2. Le maïs moderne est « hybride », presque exclusivement F1. La semence vendue aux agriculteurs et utilisée par eux – parce que c'est cela qu'ils veulent – est issue du croisement, à grande échelle dans les champs de production de semences, de deux lignées pures (en fait « endogames »). Ce croisement est effectué chaque année, et les agriculteurs rachètent également chaque année des semences. La raison en est que les grains récoltés n'ont plus la même structure génétique et les plantes qui en sont issues n'ont plus les mêmes qualités que celles issues des semences d'origine. On constate en particulier une baisse importante de rendement. Les hybrides ne sont pas « stériles » comme on le voit et l'entend souvent des « experts » militants.

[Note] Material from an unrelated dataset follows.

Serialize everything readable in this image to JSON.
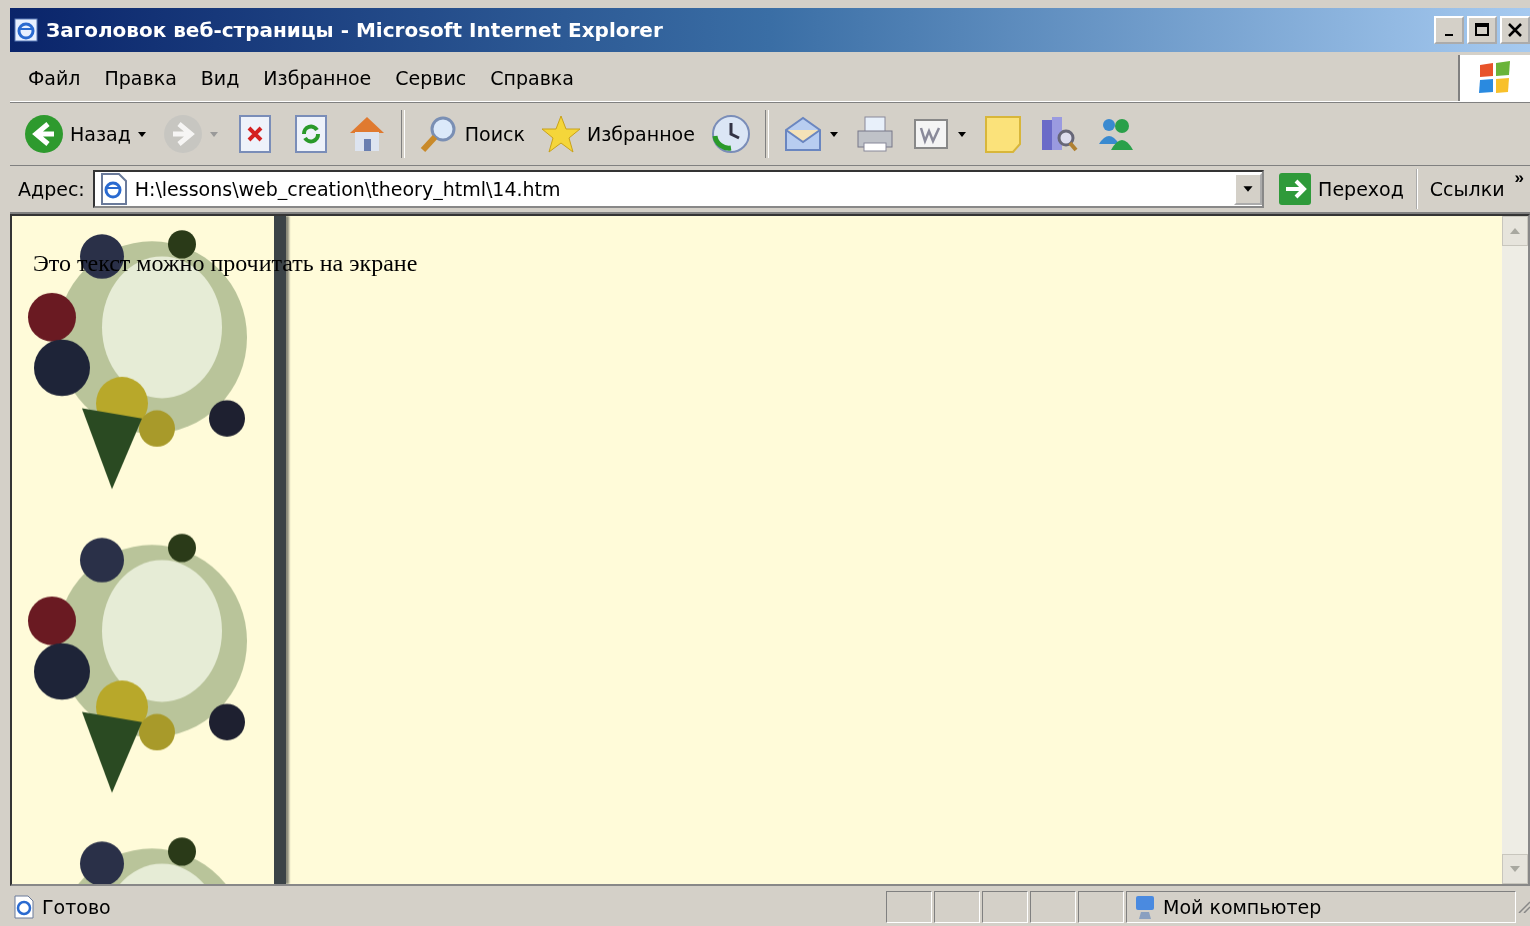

Il existe aussi des « variétés-populations » ou « variétés à pollinisation libre ». Les variétés améliorées sont créées et maintenues sur la base de travaux complexes de choix des géniteurs et de croisements plus ou moins dirigés. Les agriculteurs peuvent garder des grains pour les utiliser comme semences la saison suivante. Mais cette possibilité ne peut être exercée qu'un nombre limité de fois (trois dit le CIMMYT), sauf à accepter des dérives et des déboires (voir par exemple, également du CIMMYT, ici). Il faut donc racheter régulièrement des semences de la filière de production et de distribution compétente et professionnelle et, bien sûr, organiser cette filière.
La variété HUGO introduite à Haïti en 2007 a ainsi dégénéré, faute de filière semencière organisée. Le CIMMYT et ses partenaires fournissent donc à Haïti un nouveau stock de semences de qualité, avec le savoir-faire semencier.
Incidemment, le cas du maïs illustre aussi la futilité de la rhétorique de la « dépendance » des agriculteurs et, par extension, des consommateurs qui seraient pieds et poings liés devant les semenciers (évidemment les multinationales dont M...). Idem pour la rhétorique des « semences paysannes » adaptées au « terroir ».
3. C'est du CIMMYT qu'est partie la Révolution Verte s'agissant du blé.